Do not allow Denodo to create temporary tables in the data source for query optimization: the query optimizer will not move data into the cache database to execute queries.
Allow creating temporary tables, only for the data movement optimization: if selected, the optimizer may select the cache database as the destination of data movements.
Allow creating temporary tables to allow parallel processing of any operation (only for some parallel databases): if selected, the optimizer may select the cache database as the destination of data movements. In addition, it may create temporary tables with data to push down massive parallel operations to this database. If selected, make sure that:
The Virtual DataPort server and the database are in the same network segment to ensure the data is transferred fast between both systems.

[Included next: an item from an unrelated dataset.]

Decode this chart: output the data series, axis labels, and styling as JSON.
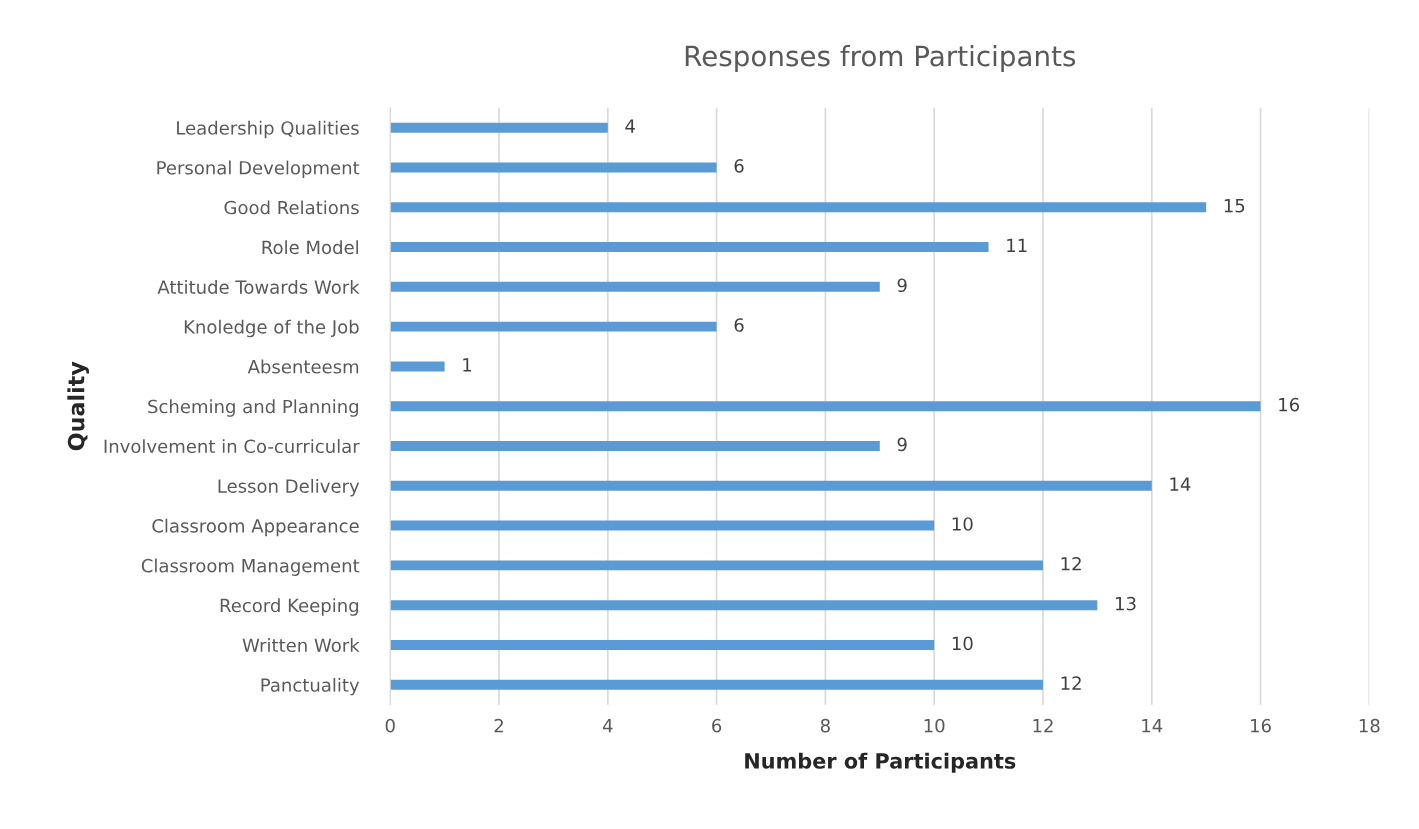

You selected the check box Use bulk data load APIs on this data source so the data is inserted as fast as possible into this database.
The first time Virtual DataPort uses an external DBMS to store the cached data, it will generate the required tables and indexes automatically.
Any configuration changes will become immediately effective except when the cache DBMS is changed, in which case the Virtual DataPort Server must be restarted.
By default, views do not store its data in the cache. Therefore, after enabling the cache module, you also need to activate the cache option in the views that require it. The section Configuring the Cache of a View explains how to do it.
When using an external database to store the cache data, the database must be started before the Virtual DataPort Server.
By default, all the Virtual DataPort databases have the same cache configuration. However, you can change the cache configuration for a specific database. This will affect the elements created inside this database. The section Configuring and Deleting Databases explains how to configure the cache of a specific database.
The entries in the cache are invalidated when they reach their “Time to Live”. However, you can invalidate manually the cache of a specific view (see Configuring the Cache of a View) or a set of views (see section Invalidate Cache).